8. Use the spatula to press both layers firmly into the pan.
9. Allow the treat to cool and harden. Then flip candy out of pan, remove parchment paper, and cut into cubes with a knife.
10. Enjoy before the kiddos find them, or hide them from your sight until you’re ready to share to avoid overindulgence.
Wine Delight Truffles
All the wine lovers please raise your hands with me. Cabernets or merlots pair wonderfully with the chocolate in these decadent bites. You can change the topping to your own tastes: powdered sugar, cocoa powder, festive GF sprinkles, finely shredded coconut, or the GF graham cracker crumbs I use in the recipe below.
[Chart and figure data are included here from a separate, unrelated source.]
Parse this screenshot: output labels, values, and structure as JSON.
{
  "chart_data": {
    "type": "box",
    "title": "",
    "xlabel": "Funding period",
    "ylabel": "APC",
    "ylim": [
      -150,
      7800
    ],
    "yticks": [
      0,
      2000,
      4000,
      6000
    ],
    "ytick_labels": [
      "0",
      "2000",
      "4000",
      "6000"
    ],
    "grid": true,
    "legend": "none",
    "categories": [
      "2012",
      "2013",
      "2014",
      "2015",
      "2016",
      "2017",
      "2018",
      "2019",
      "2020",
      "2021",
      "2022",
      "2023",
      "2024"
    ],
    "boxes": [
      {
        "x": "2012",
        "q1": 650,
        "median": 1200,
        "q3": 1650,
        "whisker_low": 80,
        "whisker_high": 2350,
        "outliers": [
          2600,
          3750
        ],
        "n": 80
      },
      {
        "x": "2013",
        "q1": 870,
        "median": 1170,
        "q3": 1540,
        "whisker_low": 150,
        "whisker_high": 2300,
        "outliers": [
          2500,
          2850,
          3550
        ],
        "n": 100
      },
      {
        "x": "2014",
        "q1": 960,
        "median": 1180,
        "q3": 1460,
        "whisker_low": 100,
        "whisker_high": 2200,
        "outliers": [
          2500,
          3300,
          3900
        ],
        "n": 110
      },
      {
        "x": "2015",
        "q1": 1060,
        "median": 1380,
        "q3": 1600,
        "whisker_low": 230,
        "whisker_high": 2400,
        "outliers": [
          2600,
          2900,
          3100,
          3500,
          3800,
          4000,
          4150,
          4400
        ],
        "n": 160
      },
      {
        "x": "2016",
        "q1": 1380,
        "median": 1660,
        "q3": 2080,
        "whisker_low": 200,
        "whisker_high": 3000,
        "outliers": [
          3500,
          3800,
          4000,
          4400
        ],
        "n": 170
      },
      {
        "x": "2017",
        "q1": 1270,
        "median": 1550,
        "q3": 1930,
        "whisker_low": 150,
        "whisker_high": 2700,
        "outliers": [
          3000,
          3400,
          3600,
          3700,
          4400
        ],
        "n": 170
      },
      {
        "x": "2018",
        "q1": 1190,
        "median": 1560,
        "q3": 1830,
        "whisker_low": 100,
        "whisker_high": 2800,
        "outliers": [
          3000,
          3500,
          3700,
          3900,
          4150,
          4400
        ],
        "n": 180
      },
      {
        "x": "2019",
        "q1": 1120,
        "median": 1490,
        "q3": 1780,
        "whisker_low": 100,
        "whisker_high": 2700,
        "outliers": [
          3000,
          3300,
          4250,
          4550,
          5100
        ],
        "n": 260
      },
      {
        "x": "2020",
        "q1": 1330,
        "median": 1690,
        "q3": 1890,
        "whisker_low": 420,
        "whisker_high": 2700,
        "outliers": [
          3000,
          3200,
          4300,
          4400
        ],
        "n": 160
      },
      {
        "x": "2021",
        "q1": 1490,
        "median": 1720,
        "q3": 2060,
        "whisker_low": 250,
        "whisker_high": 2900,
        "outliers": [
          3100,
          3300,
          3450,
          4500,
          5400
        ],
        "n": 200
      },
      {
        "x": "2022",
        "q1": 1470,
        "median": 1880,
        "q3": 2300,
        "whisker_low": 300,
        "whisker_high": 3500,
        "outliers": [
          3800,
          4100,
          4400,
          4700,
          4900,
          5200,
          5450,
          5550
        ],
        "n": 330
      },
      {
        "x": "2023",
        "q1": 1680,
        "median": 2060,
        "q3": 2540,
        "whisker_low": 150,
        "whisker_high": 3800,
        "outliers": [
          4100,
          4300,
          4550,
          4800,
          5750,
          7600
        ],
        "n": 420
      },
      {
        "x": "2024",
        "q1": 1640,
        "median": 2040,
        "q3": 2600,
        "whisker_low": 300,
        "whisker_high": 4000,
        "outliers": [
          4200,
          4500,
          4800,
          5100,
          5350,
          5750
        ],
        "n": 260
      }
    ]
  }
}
Have fun with it!
3/4 cup heavy cream
6 oz. dark chocolate chips
4 oz. milk chocolate chips
3 tbsp. your favorite merlot or cabernet sauvignon
GF Graham Cracker Crumbs for topping
Medium sauce pan
1. In the medium saucepan, heat heavy cream on medium.
2. Place chocolate in the bowl.
3. Just as cream starts to boil, pour over chocolate.
4. Add wine to chocolate cream mixture and allow to sit 3-5 minutes.
5. Whisk wine and chocolate until smooth.
6. Place a piece of plastic wrap over bowl and press down into the mixture.
7. Refrigerate overnight or at least 2 hours.
8. Use a spoon to scoop up chocolate wine mixture, shape into balls, and place on wax paper until all the batter is used.
9. Roll the balls in graham cracker crumbs and refrigerate 30 minutes before enjoying.
Peppermint Coconut Chocolate Bars
Does anything say Christmas like peppermint? I think it ranks right up there with cinnamon and evergreen. In case you didn’t see much of a pattern, we’re thinking chocolate is the ultimate companion for the holidays! So a peppermint chocolate treat needs to be included in this candy post! This chocolate bar is also vegan, nut free, and dairy free, perfect for everyone’s diet at your holiday get-together. These would also be really cute decorated and placed in stockings or goodie gift baskets.
1 1/3 cup coconut oil, melted
1/2 cup raw honey
6 drops peppermint essential oil
1 cup organic cocoa powder
2 tsp. vanilla extract
1/2 tsp. fine ground pink Himalayan salt
High power blender
1. Place all the food ingredients in blender and run on high 1-2 minutes until all are combined well.
2. Pour into baking dish and even top with spatula.
3. Place dish in freezer 5 minutes.
4. Removed from freezer and use knife to score into desired size bars.
5. Return to freezer for additional 15 minutes.
6. Removed from freezer, cut or break into pieces.
7. Wrap and decorate or place on platter for guests.